アルピニスト養成アカデミー 沢登りデビュー戦!!@水根沢

アルピニスト養成アカデミーの夏は、沢登り!!

沢はクライミングと直結はしないかもしれませんが、体力が付くし、自然の音に耳を澄まし、雄大さや厳しさを感じ取る力を養える、非常に貴重な体験です。
残置支点は錆びて、残置スリングはいつきれるか分からない。そこで自分自身でプロテクションを設置し、または自然の支点(灌木や岩角など)を利用する技術を、必要に迫られて使うので、私は沢登りが冬の岩壁に通ずるものを持っていると感じています。

さて、沢登りの第一回目は奥多摩の水根沢でした。水根沢は奥多摩湖のそば、水根沢バス停のある所からアプローチします。遡行時間は短いですが、水量は多く、所々背の立たない深淵を泳ぐことになります。
沢登りのガイドブックをみると、初心者向けになっていますが、決して初心者同士ではいかないようにしてください。必ず信頼できる経験者の方や、ガイドと行くようにしてください。


入渓点で遡行準備をする受講生のみなさん

この日は朝はざあざあぶりの雨でしたが、奥多摩に近づくころには雨は小降りとなり、空も幾分明るくなってきました。今回の受講生さんは、一人は沢登り2回目、もう一人は沢登り初めてです。準備をして、いざ沢に入ると、「おぉぉ~冷たい!!」と言いながらも表情は今日の山行への思いで輝いています。
ばらく普通の川原を歩いて行くと、滝やゴルジュ(峡谷)地帯に入りました。


日ごろ鍛えているクライミング技術で、安定して登る受講生さん

傾斜が緩く、手掛かりもしっかりしている滝は、ロープを付けないで登ります。その後核心部に入りますが、そこからは私がロープで確保しながら登って頂きました。(なので後半は写真がありませんm(__)m)

 

背の立たない滝つぼを泳いで突破し、滝を登る

しばらく登っていくと、大所帯のグループの方々にお会いしました。稜朋会の皆さんで、16人で来られたそうです。賑やかで楽しそうに登られていました。山岳会が賑わっているのは、とても嬉しい事です。集まる所には集まっているのですね! これだけ多くの方がバリエーションルートを志していることは、とても喜ばしい事です。

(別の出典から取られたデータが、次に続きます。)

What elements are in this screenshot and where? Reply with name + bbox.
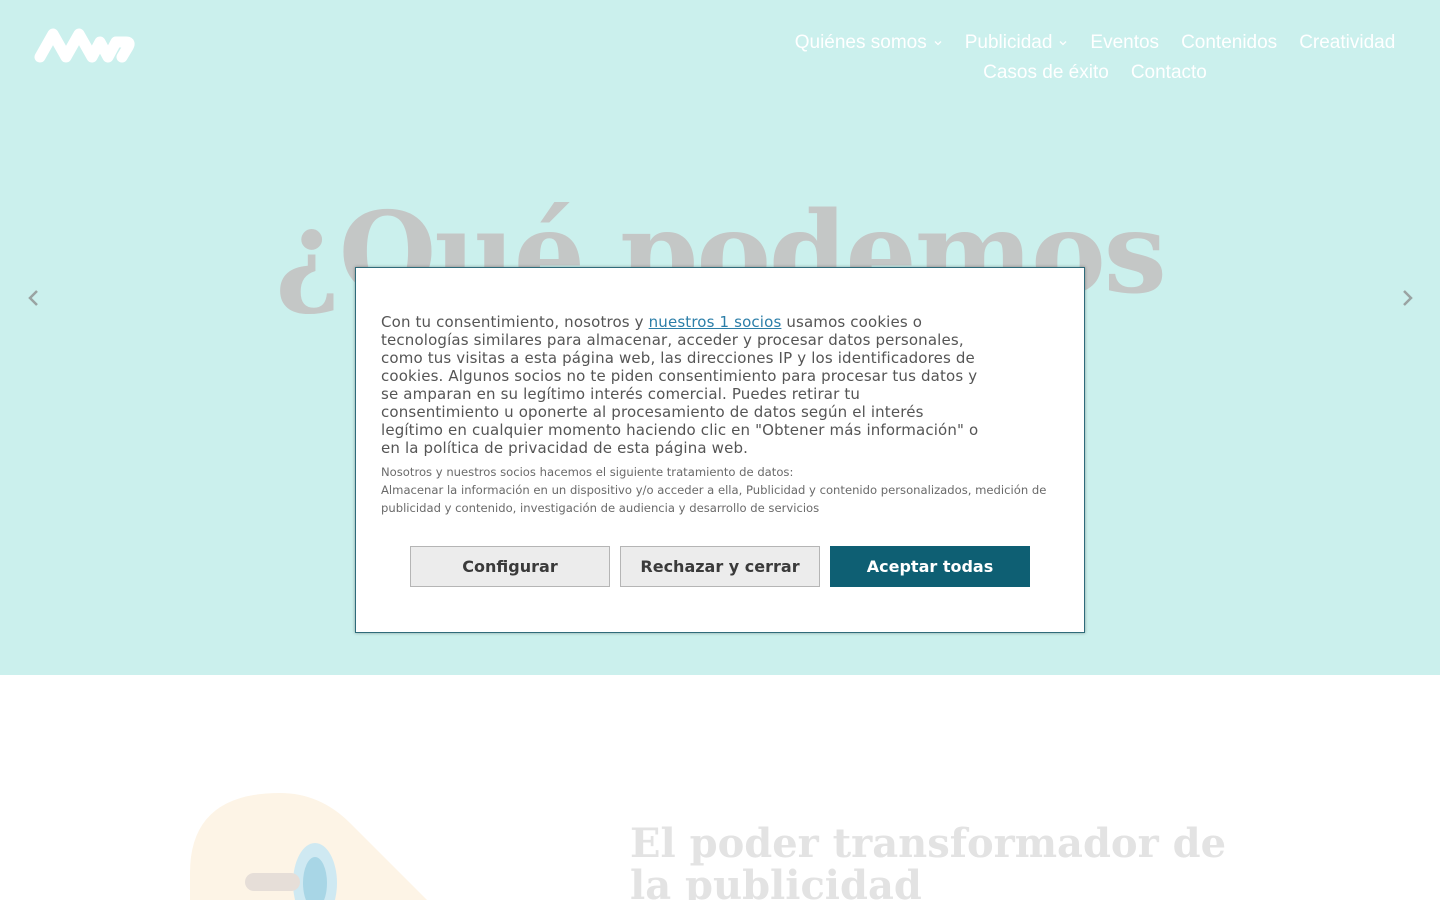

私たちは稜朋会のみなさんより少し下流で、この日の遡行を終え、踏み跡を辿って林道を下山しました。気合の入った受講生の皆さんには少し物足りないかな、鍛えたりないかな、とも思いましたが、再び雨だったので、この日は大人しく温泉に向かう事にしました。

沢登りをしていて、トポ(ガイドブック)と地形図を見ながら、迷わず安全に登りきることができるようになれば、一定レベルに達していると言っていいですが、さらに踏み込んでトポを見ないで地形図と現場判断で、滝を直登するのか、高巻くのか、そして高巻いたなら、どこから沢に戻るのかを判断できるようになれば、なかなかのレベルに達している証だと思います。そこにたどり着くには、登攀登攀の日々を重ねなければなりません。決して怪我をせずに練習をしながら。

次回のアカデミー沢合宿は、奥秩父の原始林に流れる美しい沢、大常木谷です。たくさん深淵を味わって頂きます!!